I’ve now seen Ghosts of Mars four times: twice pretty much against my will. Carpenter has a special place in many people’s hearts for such classics as The Thing and Big Trouble in Little China. And for many people, John Carpenter’s Ghosts of Mars also has a special place – as the large spud of globular cholesterol that once almost caused them to have a cinematic coronary.

The film is truly dire. It is the only film I know to contain a flashback within a flashback within a flashback, and it brings new meaning to the phrase “Ice Cube in Red Desert Combats”. Mars is in the process of being terraformed, when contact mysteriously begins to be lost with outlying settlements. Miners have opened a Pandora’s Box, and are now facing consequences they never could have expected (“It’s like Britain under Thatcher” Millar quips). Ghosts of the ancient Martians have been realised, possessing many of the colonists, and slowly turning them into extras from 90s Aussie kids serial The Tribe. They are lead by their corpse-painted leader: imagine that Eric Draven and Top Dollar from The Crow took a break from beating the living Goth out of each other and instead had a giant lanky baby. In Ghosts of Mars, such a being now stalks the planet, with his blood curdling, Fozzy Bear inspired battle cry “WAKA WAKA WAKAAAARRRRR!!”

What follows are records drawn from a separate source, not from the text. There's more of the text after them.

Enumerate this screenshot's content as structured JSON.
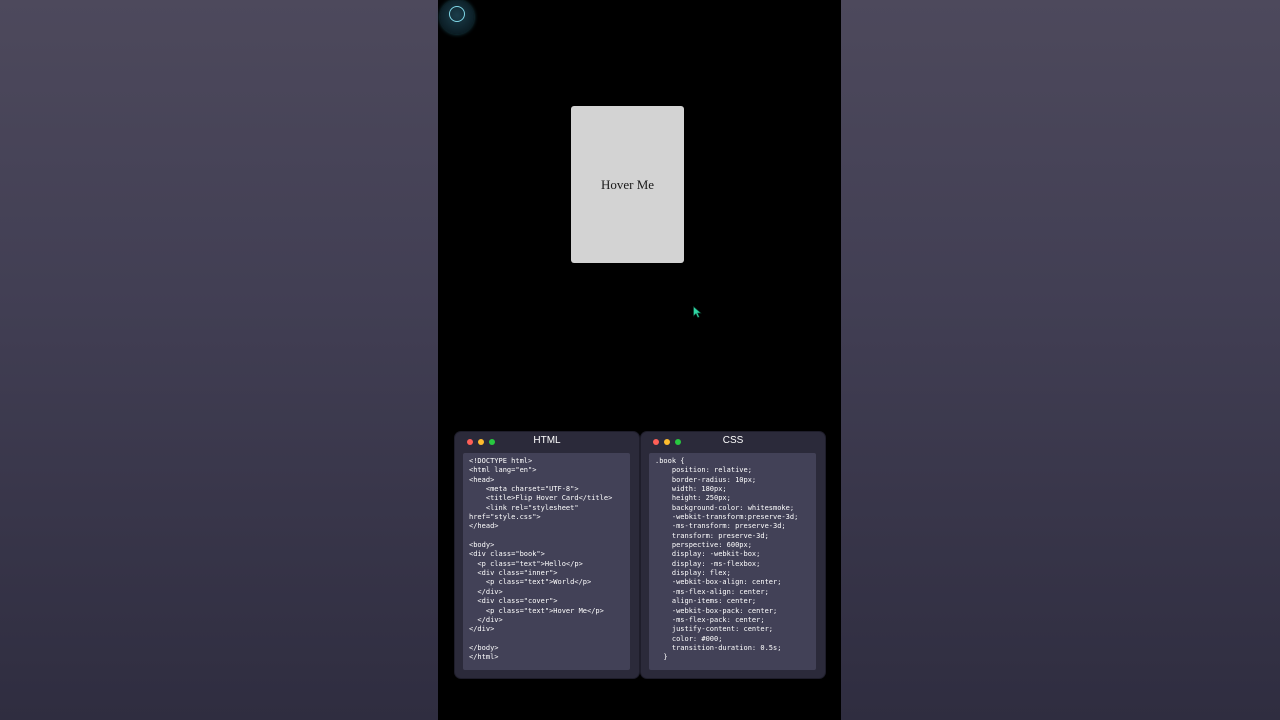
{
  "colors": {
    "background": "#3e3b4f",
    "phone_bg": "#000000",
    "card_bg": "#d3d3d3",
    "panel_bg": "#2b2a3a",
    "code_bg": "#424157",
    "dot_red": "#ff5f57",
    "dot_yellow": "#febc2e",
    "dot_green": "#28c840",
    "cursor": "#2fd6a3"
  },
  "logo": {
    "icon": "logo-icon",
    "caption": ""
  },
  "card": {
    "label": "Hover Me"
  },
  "panels": {
    "html": {
      "title": "HTML",
      "code": "<!DOCTYPE html>\n<html lang=\"en\">\n<head>\n    <meta charset=\"UTF-8\">\n    <title>Flip Hover Card</title>\n    <link rel=\"stylesheet\"\nhref=\"style.css\">\n</head>\n\n<body>\n<div class=\"book\">\n  <p class=\"text\">Hello</p>\n  <div class=\"inner\">\n    <p class=\"text\">World</p>\n  </div>\n  <div class=\"cover\">\n    <p class=\"text\">Hover Me</p>\n  </div>\n</div>\n\n</body>\n</html>"
    },
    "css": {
      "title": "CSS",
      "code": ".book {\n    position: relative;\n    border-radius: 10px;\n    width: 180px;\n    height: 250px;\n    background-color: whitesmoke;\n    -webkit-transform:preserve-3d;\n    -ms-transform: preserve-3d;\n    transform: preserve-3d;\n    perspective: 600px;\n    display: -webkit-box;\n    display: -ms-flexbox;\n    display: flex;\n    -webkit-box-align: center;\n    -ms-flex-align: center;\n    align-items: center;\n    -webkit-box-pack: center;\n    -ms-flex-pack: center;\n    justify-content: center;\n    color: #000;\n    transition-duration: 0.5s;\n  }"
    }
  }
}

Unwittingly, in step Natasha Henstridge and a pre-beetle brow Jason Statham – Mars cops: armed and ready to deliver wooden dialogue – on a mission to transport criminal James “Desolation” Williams – played, with some of the best pet lip-based acting I’ve ever seen, by Ice Cube. Soon, the bad acting is everywhere, and it’s time escape (from Mars) or die (like Carpenter’s career did for nine years after this film was made).

As an ill-judged late night shite-fest, Ghosts of Mars is an unremitting slog for even the most dedicated connoisseur of Bad Film. As a cinema experience, with a rotund and charismatic nationalist trekkie at the helm, it’s a surprising hoot. I had a great time, as did the audience, to my reckoning. If Nicola Sturgeon approaches Mark Millar, suggesting a special screening of Battlefield Earth, what could my answer otherwise be, but: Yasssssssssss!

NB: The pro-independence sentiments expressed in this piece are the authors own, and should not be taken as representative of the attitudes of the Guardian staff. At any rate, it’s only a bit of salt to bring out the flavour: if you want to go to a Pink Floyd gig hosted by Alistair Darling then write about it, I’ll be grabbing the copy with gusto.